Attack of the subs

A little diversion while I wait for parts to arrive for my RAID data recovery and rebuild. Fingers crossed we don’t end up in a whole series of reverse engineering the Drobo BeyondRaid Filesystem format. (Though that could be fun for sport, AFTER I’m back up and running) Today’s target comes as another request. This time it’s 688 Attack Sub from Electronic Arts. Looks like there are a couple of different image asset files, PAK (and an accompanying PAL file), and EGA. So let’s dig in and see how far we get.

PAK File Format

-rw-r--r--  64000  4 Mar  1989 ALFA.PAK
-rw-r--r--    768  4 Mar  1989 ALFA.PAL

To kick things off we’ll begin with the PAK file which is exactly 64000 bytes in size, and has an accompanying PAL file of 768 bytes. This just screams being a 320×200 256 colour image. As the size is exactly the size of the raw image buffer, it’s clearly not compressed. So for this one, we’ll solve it without a single line of code. Instead we’ll fire up everyone’s favourite open-source image editing program, GIMP. For those that are unaware, GIMP can import raw image data. It has a number of options, but we want indexed data, and as a bonus it allows us to import a palette as well. So let’s enter in the particulars and see what we get.

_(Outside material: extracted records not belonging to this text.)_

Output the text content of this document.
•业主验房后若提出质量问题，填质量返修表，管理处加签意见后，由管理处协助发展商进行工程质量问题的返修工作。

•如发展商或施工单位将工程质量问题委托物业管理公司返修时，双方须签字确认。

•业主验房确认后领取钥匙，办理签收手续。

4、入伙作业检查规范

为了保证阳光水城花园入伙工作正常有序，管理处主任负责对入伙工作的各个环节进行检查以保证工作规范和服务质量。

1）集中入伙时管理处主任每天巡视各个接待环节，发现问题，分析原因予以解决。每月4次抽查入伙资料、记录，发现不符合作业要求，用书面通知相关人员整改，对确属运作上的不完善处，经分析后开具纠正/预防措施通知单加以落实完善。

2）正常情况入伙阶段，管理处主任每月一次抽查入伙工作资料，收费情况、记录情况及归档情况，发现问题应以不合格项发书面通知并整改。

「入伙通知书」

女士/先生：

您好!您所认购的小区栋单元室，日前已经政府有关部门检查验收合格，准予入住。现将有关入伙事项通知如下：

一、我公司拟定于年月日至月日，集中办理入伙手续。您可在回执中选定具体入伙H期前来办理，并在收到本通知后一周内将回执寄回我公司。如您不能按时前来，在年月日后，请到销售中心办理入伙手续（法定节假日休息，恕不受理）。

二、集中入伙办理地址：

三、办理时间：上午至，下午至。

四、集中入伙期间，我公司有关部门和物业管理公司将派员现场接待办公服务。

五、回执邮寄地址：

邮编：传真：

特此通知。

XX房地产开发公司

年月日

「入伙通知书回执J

ALPHA.PAK (with ALPHA.PAL) in the gimp RAW image data import window

Well that was easy! Not even going to bother with code here, as both import and export can be handled directly in GIMP. If only they could all be this easy, but then again this blog wouldn’t be alive again if it was.

The EGA File Format

-rw-r--r--  5807  4 Mar  1989 MAIN.EGA

This one is going to take a little more work. Now we’re not sure this even is an image asset though the file extension strongly suggests that it is. It makes sense to be a graphic asset as the PAK file would only work for VGA displays, though we have only one EGA file with the game. The size here would suggest that the file is compressed, as a 320×200 EGA image would require 32000 bytes, and a 640×200 64000 bytes, and a 640×350 112000 bytes. So this is clearly much smaller than any of the standard EGA resolution options. Let’s open it up in our hex viewer and see what we can make of it.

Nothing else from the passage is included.